Ширван-шах, потупившись, с болью ждал их песню, понимая, что у этих смиренных, задавленных чужим гнетом людей не может быть иных песен, чем песни их хозяев.
Вдруг, будто сверкнув саблей по воздуху, проснулась под смычком струна каманчи и запела. И древний строгий макам, из поколения в поколение переданный лад, зарыдал, как огромная, размером во всю эту ночь, душа азербайджанского народа.
Играли лишь двое — тар и каманча. Певец поддерживал их рокотом бубна, ждал, приглядываясь к Ширван-шаху, и взгляд этого простого певца не раз встречался с напряженным и вопрошающим взглядом Ибрагим-шаха.
Но вот он запел.

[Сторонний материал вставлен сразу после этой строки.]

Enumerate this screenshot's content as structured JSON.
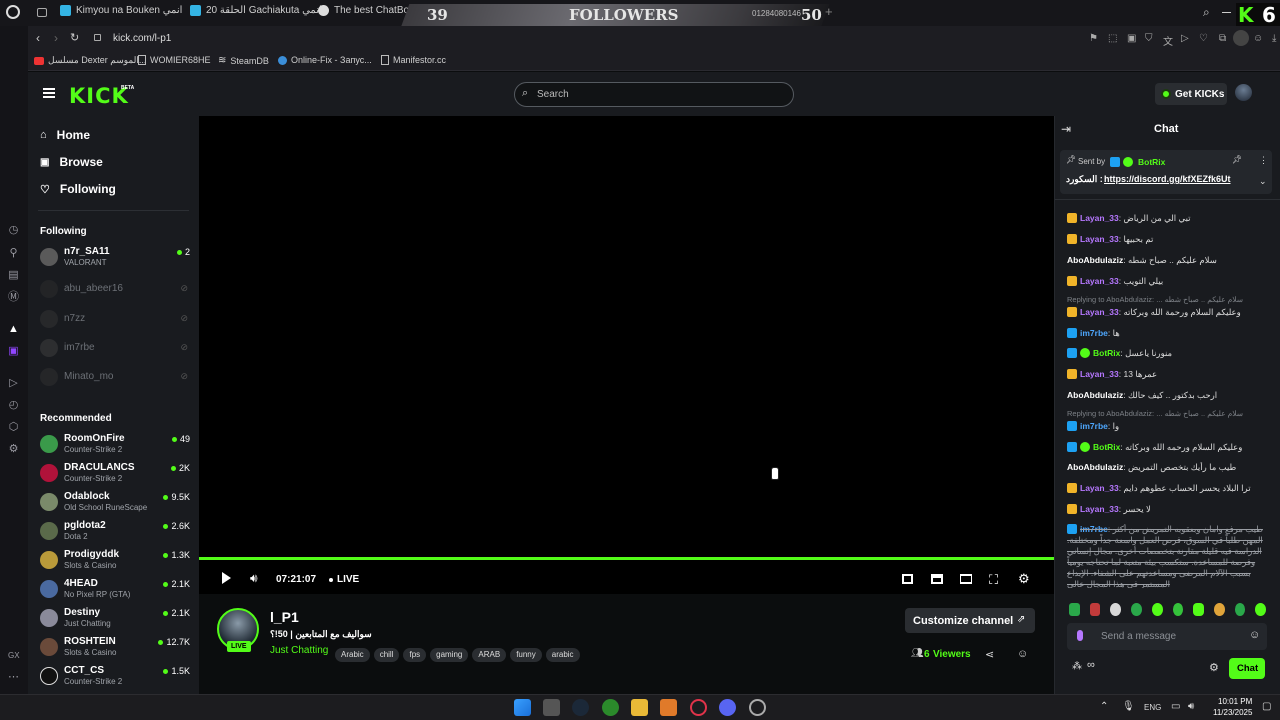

И едва первые слова достигли шаха, он насторожился, это была песня Насими, которого шах знал, ибо юный Насими был знатен и нередко появлялся во дворце Ширван-шаха. Певец из отчужденного Тебриза с мучительной тоской пел слова шемаханца, словно хотел сказать, что истерзанный Тебриз внимает далекой Шемахе:
Взглянули розы на тебя, и зависть гложет их.
И сахар, устыдясь, узнал про сладость уст твоих…
Ресницы бьют меня в упор под тетивой бровей.
И снова ненасытный взгляд ждет новых жертв моих.
Все слушали эту сильную песню, время от времени кивая головами в лад ей. Один Ширван-шах размышлял:
«Вызов? Он поет слова хуруфита, втайне борющегося с завоевателями. И это поет здесь, на пиршестве завоевателей! Прямо в лицо самому страшному из них!..»
И наконец, подыгрывая сам себе бубном, певец спел последние строки:
Слезами вновь мои глаза сейчас кровоточат,
Готов я кровь тебе отдать из красных жил своих.
Сними с лица чадру, — она затмила нам луну,
Не дай, чтоб Насими сгорел в мучениях глухих…
Допевая, певец взглянул прямо в глаза Ширван-шаха Ибрагима.
Ширван-шах понял: «Это вопрос! Он просит, чтобы я открыл им свое лицо. Ну что ж…»
И Ширван-шах, как бы в знак согласия, опустил глаза, кивнул головой и, опять взглянув в глаза смолкшего певца, улыбнулся.
Все вокруг поняли улыбку шаха как любезную признательность за воистину прекрасную песню.
Один лишь Халиль, услышав имя создателя песни, забеспокоился: «Опять этот Насими! Видно, он у них знаменит! Не забыть бы о просьбе Улугбека. Надо поискать список этого поэта… Не забыть бы подослать к ним Низама Халдара!..»
Певцу подали плошку вина.
Он отпил, поставил плошку возле себя на коврике и, обтерев рот расшитым платком, повернулся к товарищам. Они подтягивали струны, меняя настройку, готовясь к другому макаму.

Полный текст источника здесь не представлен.